Well, it certainly has been a long time since my last blog post. I almost find it funny how the last entry was about the move to Sweden, and then nothing.
It has been high time to bring a change to lack of content, so here we go again. :)
For me, New Year usually does not bring about any big changes. At the end of the day (or year), it is still another moment in our lives, another day in many.
This New Year was, at least somewhat, different. I finally brought to conclusion my project of bringing all of my infrastructure to use Ansible. Took me a while. As I gaze through the git logs, all the way to the first commit, I find it baffling that the date listed is November 8th, 2014. A little more than two years. But it is finally done, and I think the base is solid for any possible future upgrades.
There are some things new, and some things old. On the mail front, it is still the reliable trio - Postfix, Dovecot, and Roundcube. For XMPP, I have switched away from venerable ejabberd in favour of Prosody.
File sharing has moved from ownCloud to its younger brother Nextcloud. Hopefully that one will stay true to the Free Software principles, and keep building a healthy community without closing down the software.
Code repository is hosted in Kallithea, issue tracker is still The Bug Genie.
And the old Drupal 6 has finally been killed-off, together with Gallery2 and integration between the two.
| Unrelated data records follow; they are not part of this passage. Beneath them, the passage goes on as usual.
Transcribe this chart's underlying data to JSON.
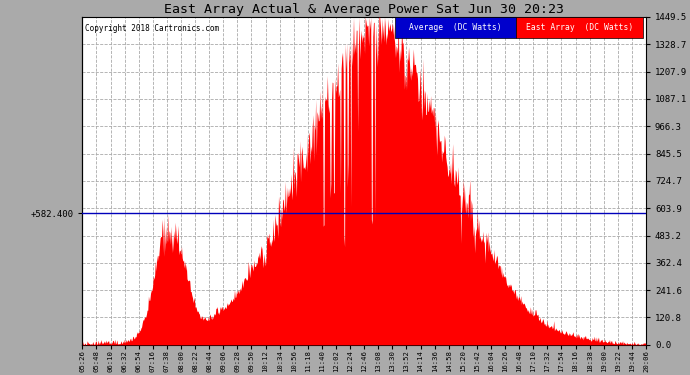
{
  "title": "East Array Actual & Average Power Sat Jun 30 20:23",
  "copyright": "Copyright 2018 Cartronics.com",
  "avg_line_y": 582.4,
  "avg_line_label": "+582.400",
  "y_ticks": [
    0.0,
    120.8,
    241.6,
    362.4,
    483.2,
    603.9,
    724.7,
    845.5,
    966.3,
    1087.1,
    1207.9,
    1328.7,
    1449.5
  ],
  "y_max": 1449.5,
  "y_min": 0.0,
  "fill_color": "#FF0000",
  "line_color": "#FF0000",
  "avg_color": "#0000BB",
  "background_color": "#AAAAAA",
  "plot_bg_color": "#FFFFFF",
  "grid_color": "#AAAAAA",
  "legend_avg_color": "#0000CC",
  "legend_east_color": "#FF0000",
  "legend_avg_label": "Average  (DC Watts)",
  "legend_east_label": "East Array  (DC Watts)",
  "x_tick_labels": [
    "05:26",
    "05:48",
    "06:10",
    "06:32",
    "06:54",
    "07:16",
    "07:38",
    "08:00",
    "08:22",
    "08:44",
    "09:06",
    "09:28",
    "09:50",
    "10:12",
    "10:34",
    "10:56",
    "11:18",
    "11:40",
    "12:02",
    "12:24",
    "12:46",
    "13:08",
    "13:30",
    "13:52",
    "14:14",
    "14:36",
    "14:58",
    "15:20",
    "15:42",
    "16:04",
    "16:26",
    "16:48",
    "17:10",
    "17:32",
    "17:54",
    "18:16",
    "18:38",
    "19:00",
    "19:22",
    "19:44",
    "20:06"
  ]
}
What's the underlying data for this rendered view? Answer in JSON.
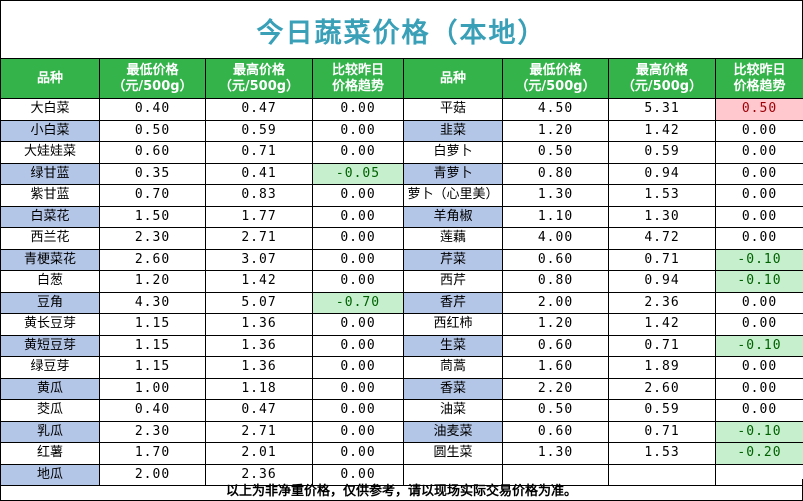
{
  "title": "今日蔬菜价格（本地）",
  "headers": {
    "name": "品种",
    "min_l1": "最低价格",
    "min_l2": "（元/500g）",
    "max_l1": "最高价格",
    "max_l2": "（元/500g）",
    "trend_l1": "比较昨日",
    "trend_l2": "价格趋势"
  },
  "colors": {
    "header_bg": "#33b34a",
    "title": "#3aa0b8",
    "row_alt": "#b4c6e7",
    "up_bg": "#ffc7ce",
    "down_bg": "#c6efce"
  },
  "left_items": [
    {
      "name": "大白菜",
      "min": "0.40",
      "max": "0.47",
      "trend": "0.00",
      "alt": false,
      "state": "flat"
    },
    {
      "name": "小白菜",
      "min": "0.50",
      "max": "0.59",
      "trend": "0.00",
      "alt": true,
      "state": "flat"
    },
    {
      "name": "大娃娃菜",
      "min": "0.60",
      "max": "0.71",
      "trend": "0.00",
      "alt": false,
      "state": "flat"
    },
    {
      "name": "绿甘蓝",
      "min": "0.35",
      "max": "0.41",
      "trend": "-0.05",
      "alt": true,
      "state": "down"
    },
    {
      "name": "紫甘蓝",
      "min": "0.70",
      "max": "0.83",
      "trend": "0.00",
      "alt": false,
      "state": "flat"
    },
    {
      "name": "白菜花",
      "min": "1.50",
      "max": "1.77",
      "trend": "0.00",
      "alt": true,
      "state": "flat"
    },
    {
      "name": "西兰花",
      "min": "2.30",
      "max": "2.71",
      "trend": "0.00",
      "alt": false,
      "state": "flat"
    },
    {
      "name": "青梗菜花",
      "min": "2.60",
      "max": "3.07",
      "trend": "0.00",
      "alt": true,
      "state": "flat"
    },
    {
      "name": "白葱",
      "min": "1.20",
      "max": "1.42",
      "trend": "0.00",
      "alt": false,
      "state": "flat"
    },
    {
      "name": "豆角",
      "min": "4.30",
      "max": "5.07",
      "trend": "-0.70",
      "alt": true,
      "state": "down"
    },
    {
      "name": "黄长豆芽",
      "min": "1.15",
      "max": "1.36",
      "trend": "0.00",
      "alt": false,
      "state": "flat"
    },
    {
      "name": "黄短豆芽",
      "min": "1.15",
      "max": "1.36",
      "trend": "0.00",
      "alt": true,
      "state": "flat"
    },
    {
      "name": "绿豆芽",
      "min": "1.15",
      "max": "1.36",
      "trend": "0.00",
      "alt": false,
      "state": "flat"
    },
    {
      "name": "黄瓜",
      "min": "1.00",
      "max": "1.18",
      "trend": "0.00",
      "alt": true,
      "state": "flat"
    },
    {
      "name": "茭瓜",
      "min": "0.40",
      "max": "0.47",
      "trend": "0.00",
      "alt": false,
      "state": "flat"
    },
    {
      "name": "乳瓜",
      "min": "2.30",
      "max": "2.71",
      "trend": "0.00",
      "alt": true,
      "state": "flat"
    },
    {
      "name": "红薯",
      "min": "1.70",
      "max": "2.01",
      "trend": "0.00",
      "alt": false,
      "state": "flat"
    },
    {
      "name": "地瓜",
      "min": "2.00",
      "max": "2.36",
      "trend": "0.00",
      "alt": true,
      "state": "flat"
    }
  ],
  "right_items": [
    {
      "name": "平菇",
      "min": "4.50",
      "max": "5.31",
      "trend": "0.50",
      "alt": false,
      "state": "up"
    },
    {
      "name": "韭菜",
      "min": "1.20",
      "max": "1.42",
      "trend": "0.00",
      "alt": true,
      "state": "flat"
    },
    {
      "name": "白萝卜",
      "min": "0.50",
      "max": "0.59",
      "trend": "0.00",
      "alt": false,
      "state": "flat"
    },
    {
      "name": "青萝卜",
      "min": "0.80",
      "max": "0.94",
      "trend": "0.00",
      "alt": true,
      "state": "flat"
    },
    {
      "name": "萝卜（心里美）",
      "min": "1.30",
      "max": "1.53",
      "trend": "0.00",
      "alt": false,
      "state": "flat"
    },
    {
      "name": "羊角椒",
      "min": "1.10",
      "max": "1.30",
      "trend": "0.00",
      "alt": true,
      "state": "flat"
    },
    {
      "name": "莲藕",
      "min": "4.00",
      "max": "4.72",
      "trend": "0.00",
      "alt": false,
      "state": "flat"
    },
    {
      "name": "芹菜",
      "min": "0.60",
      "max": "0.71",
      "trend": "-0.10",
      "alt": true,
      "state": "down"
    },
    {
      "name": "西芹",
      "min": "0.80",
      "max": "0.94",
      "trend": "-0.10",
      "alt": false,
      "state": "down"
    },
    {
      "name": "香芹",
      "min": "2.00",
      "max": "2.36",
      "trend": "0.00",
      "alt": true,
      "state": "flat"
    },
    {
      "name": "西红柿",
      "min": "1.20",
      "max": "1.42",
      "trend": "0.00",
      "alt": false,
      "state": "flat"
    },
    {
      "name": "生菜",
      "min": "0.60",
      "max": "0.71",
      "trend": "-0.10",
      "alt": true,
      "state": "down"
    },
    {
      "name": "茼蒿",
      "min": "1.60",
      "max": "1.89",
      "trend": "0.00",
      "alt": false,
      "state": "flat"
    },
    {
      "name": "香菜",
      "min": "2.20",
      "max": "2.60",
      "trend": "0.00",
      "alt": true,
      "state": "flat"
    },
    {
      "name": "油菜",
      "min": "0.50",
      "max": "0.59",
      "trend": "0.00",
      "alt": false,
      "state": "flat"
    },
    {
      "name": "油麦菜",
      "min": "0.60",
      "max": "0.71",
      "trend": "-0.10",
      "alt": true,
      "state": "down"
    },
    {
      "name": "圆生菜",
      "min": "1.30",
      "max": "1.53",
      "trend": "-0.20",
      "alt": false,
      "state": "down"
    },
    {
      "name": "",
      "min": "",
      "max": "",
      "trend": "",
      "alt": false,
      "state": "empty"
    }
  ],
  "footer": "以上为非净重价格，仅供参考，请以现场实际交易价格为准。"
}
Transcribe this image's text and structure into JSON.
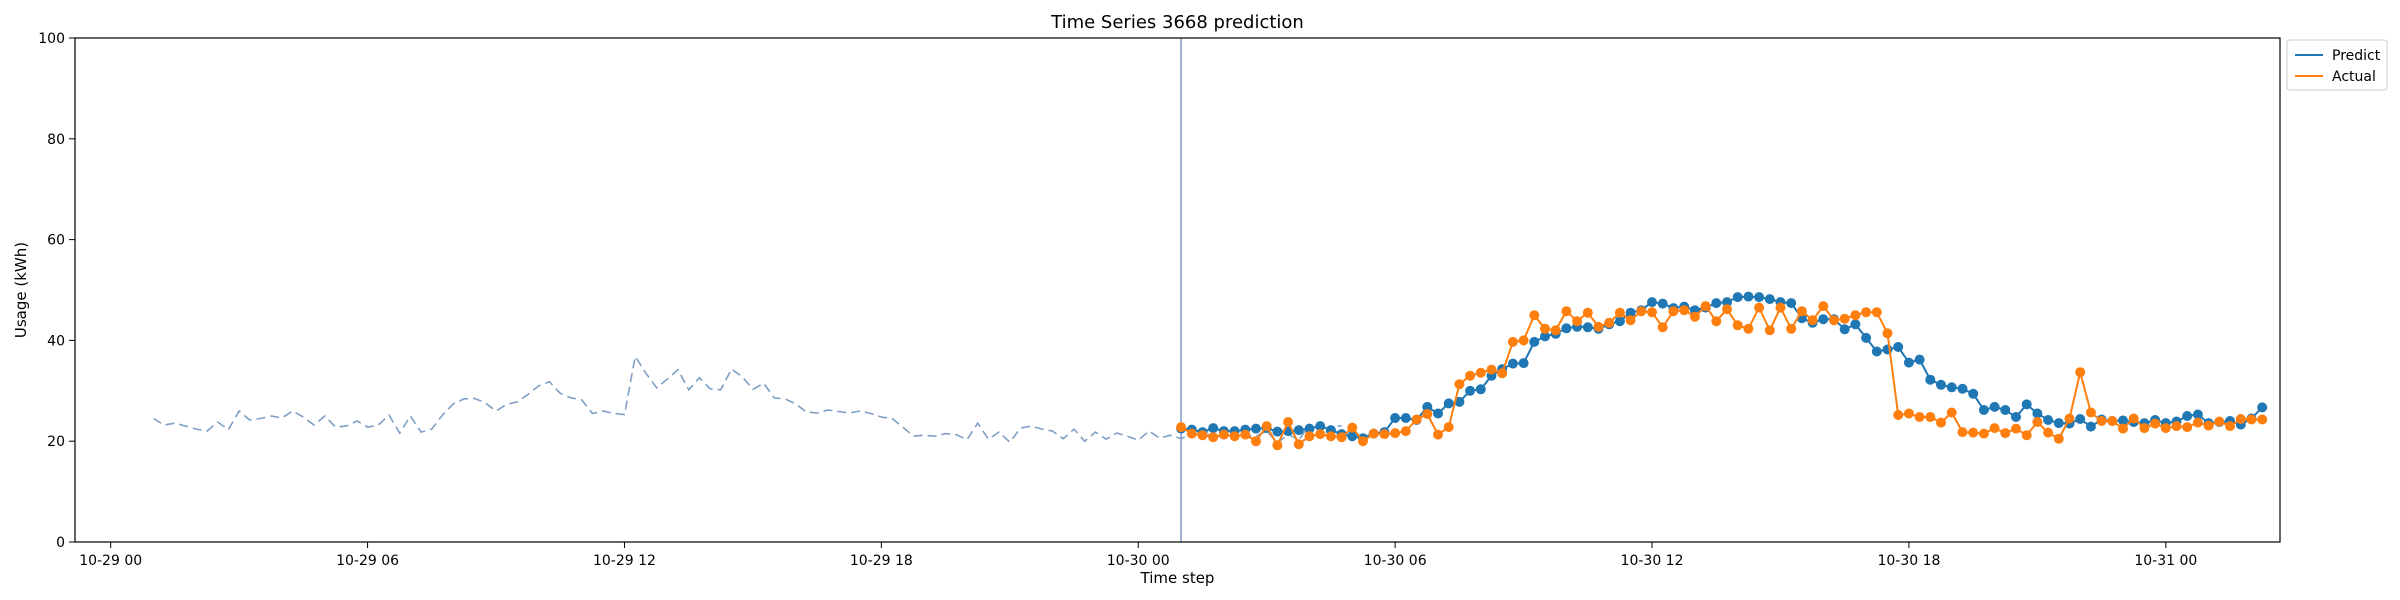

It has been replaced with Django Wiki and Django Blog Zinnia.
For those who pay attention to details, it is evident that there has been a big shift from PHP towards Python. In the last couple of years I have really started to enjoy the language. I like its constructs, design, and find a big pleasure whenever I run into term Pythonic. Nowadays it has started to point to me something minimalistic, designed for common use-cases, yet extensible when needed.
Plus, I get applications I can work on much more easily, without having to dig into strange constructs, loops, and arrays of PHP.
Some of my most visited pages, belonging to Free Software X.509 Cookbok, have been moved into the Wiki. This was a bit of a botched effort, an attempt to just get them out there and working so the content would not get lost. In the months to come, I will probably revisit the Cookbook, update it, and start moving into direction that I wanted to take in the first place - using X.509 certificates on the end user system as much as possible.
Apart from my own infrastructure, I have begun to do some small contributions to other projects as well. For start, this effort will be centered to web applications that I use on regular basis. And in the future, we'll see.
Things are finally moving, and 2017 will be fruitful for sure.